Vai às livrarias, em 9 de agosto, a obra “Marina – A vida por uma causa“. Trata-se da biografia oficial da presidenciável do PV, Marina Silva.

Assinada pela jornalista Marília de Camargo César, a obra foi impressa por uma editora evangélica, a Mundo Cristão.

Antes de descer ao prelo, as 256 folhas de texto passaram pelas mãos de Marina, que as revisou. O livro será utilizado como peça de campanha.

O repórter Bernardo Mello Franco correu os olhos pela obra. Em notícia veiculada na Folha, ele conta o que encontrou.

Contabilizou oito menções ao nome de Dilma Rousseff. Três em timbre neutro. Cinco em termos negativos.

O nome de José Serra é citado em cinco passagens. Nenhuma delas em tom depreciativo.

No capítulo que trata da saída de Marina do Ministério do Meio Ambiente, insinuou-se que Dilma não tratava a sério o licenciamento ambiental das obras do PAC.

“Marina travou disputas com Dilma Rousseff, defendendo que as licenças ambientais fossem levadas a sério. Dilma reclamava publicamente do atraso”, anota o texto.

Na sequência, informa-se que Lula tomou o partido de Dilma, à época a toda-poderosa chefe da Casa Civil da Presidência.

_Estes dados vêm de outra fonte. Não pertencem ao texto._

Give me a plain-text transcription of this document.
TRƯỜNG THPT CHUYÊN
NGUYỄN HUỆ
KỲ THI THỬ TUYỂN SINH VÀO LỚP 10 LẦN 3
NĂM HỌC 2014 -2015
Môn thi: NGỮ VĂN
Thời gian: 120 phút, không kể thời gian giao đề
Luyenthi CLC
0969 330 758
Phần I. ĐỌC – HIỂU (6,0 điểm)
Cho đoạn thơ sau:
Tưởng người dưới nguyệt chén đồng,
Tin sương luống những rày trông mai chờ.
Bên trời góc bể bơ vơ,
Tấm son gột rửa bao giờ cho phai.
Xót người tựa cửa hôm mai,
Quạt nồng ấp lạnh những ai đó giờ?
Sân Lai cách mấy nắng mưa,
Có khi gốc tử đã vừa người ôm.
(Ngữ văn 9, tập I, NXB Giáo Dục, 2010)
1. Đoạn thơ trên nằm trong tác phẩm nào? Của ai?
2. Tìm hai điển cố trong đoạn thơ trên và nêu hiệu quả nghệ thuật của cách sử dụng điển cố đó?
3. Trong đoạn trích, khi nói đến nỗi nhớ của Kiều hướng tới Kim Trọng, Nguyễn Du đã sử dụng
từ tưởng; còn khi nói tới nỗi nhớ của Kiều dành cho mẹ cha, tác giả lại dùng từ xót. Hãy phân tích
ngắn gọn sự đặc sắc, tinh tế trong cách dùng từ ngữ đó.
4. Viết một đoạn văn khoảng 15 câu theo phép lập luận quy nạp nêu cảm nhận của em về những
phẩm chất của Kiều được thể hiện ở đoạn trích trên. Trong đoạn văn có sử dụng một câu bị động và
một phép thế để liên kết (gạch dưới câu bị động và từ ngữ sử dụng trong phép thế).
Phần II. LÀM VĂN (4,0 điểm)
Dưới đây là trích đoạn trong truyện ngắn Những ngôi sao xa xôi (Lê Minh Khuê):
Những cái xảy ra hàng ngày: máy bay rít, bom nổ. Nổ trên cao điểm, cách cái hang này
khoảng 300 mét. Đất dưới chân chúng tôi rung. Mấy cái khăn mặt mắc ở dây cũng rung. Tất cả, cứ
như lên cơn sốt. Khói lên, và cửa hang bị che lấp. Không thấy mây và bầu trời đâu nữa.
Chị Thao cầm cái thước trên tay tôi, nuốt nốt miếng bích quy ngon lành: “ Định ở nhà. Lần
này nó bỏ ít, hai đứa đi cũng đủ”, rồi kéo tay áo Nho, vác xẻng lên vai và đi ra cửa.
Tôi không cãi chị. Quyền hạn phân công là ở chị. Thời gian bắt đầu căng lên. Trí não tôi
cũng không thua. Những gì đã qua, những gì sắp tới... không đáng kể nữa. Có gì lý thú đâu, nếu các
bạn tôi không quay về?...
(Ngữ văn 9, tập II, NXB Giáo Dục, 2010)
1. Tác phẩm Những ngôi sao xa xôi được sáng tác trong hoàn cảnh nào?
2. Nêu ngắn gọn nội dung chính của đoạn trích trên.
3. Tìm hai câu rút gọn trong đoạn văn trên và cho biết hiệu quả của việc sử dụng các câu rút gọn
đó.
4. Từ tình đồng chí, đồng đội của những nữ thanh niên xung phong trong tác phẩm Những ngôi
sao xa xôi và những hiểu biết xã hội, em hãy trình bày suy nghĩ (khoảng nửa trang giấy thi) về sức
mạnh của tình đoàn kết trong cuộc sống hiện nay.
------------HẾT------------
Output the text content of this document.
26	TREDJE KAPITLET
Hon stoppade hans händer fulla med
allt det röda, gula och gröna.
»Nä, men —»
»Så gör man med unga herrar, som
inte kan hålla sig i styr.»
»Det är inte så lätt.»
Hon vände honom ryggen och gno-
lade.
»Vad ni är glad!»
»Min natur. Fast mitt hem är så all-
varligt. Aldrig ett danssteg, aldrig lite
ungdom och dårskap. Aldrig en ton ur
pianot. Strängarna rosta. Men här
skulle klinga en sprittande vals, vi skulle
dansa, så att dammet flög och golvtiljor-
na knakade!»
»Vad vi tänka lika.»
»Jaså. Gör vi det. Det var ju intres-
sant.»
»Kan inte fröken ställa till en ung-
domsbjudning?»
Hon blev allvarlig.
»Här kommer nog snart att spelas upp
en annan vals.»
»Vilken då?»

Há no miolo do livro a reprodução de um artigo do cientista político Sérgio Abranches. Contém críticas acerbas a Dilma. Coisas assim:

“A Amazônia que aparece nas exposições da ministra Dilma é a de uma fronteira de expansão agrícola, recortada por rodovias e coalhada de hidrelétricas. Só falta tirar dos mapas do PAC o verde da floresta”.

A certa altura, a propósito de esmiuçar as razões que levaram a ex-petista Marina a se bandear da Esplanada, o texto cita uma notícia de jornal:

“O ‘El País’, da Espanha, disse que Lula dava as costas à maior defensora da floresta amazônica em favor de sua ministra desenvolvimentista, Dilma Rousseff”.

Quanto a Serra, afora o fato de não ter merecido críticas, foi brindado com referências elogiosas.

Numa delas, o livro atribui ao presidenciável tucano o crédito pela aprovação, sob FHC, de subsídio para seringueiros do Acre, o Estado de Marina.

A biografia vai à estante nas pegadas do último Datafolha. Uma pesquisa em que Serra (37%) e Dilma (36%) aparecem emparelhados.

Num cenário como esse, demarcado por uma polarização de diferenças miúdas, Marina e seus 10% de intenção de voto ganham relevo inaudito.

Num eventual segundo turno, o apoio de Marina pode ter o peso da folha de árvore que fará com que a balança penda para um dos lados.

Dias atrás, numa palestra em Fortaleza, Leonardo Boff, um dos apoiadores da candidata verde, insinuou que Marina tem mais afinidades com Dilma.

Porém, tomada pelo conteúdo da biografia que leu e autorizou, Marina parece mais próxima – ou menos distante — de Serra.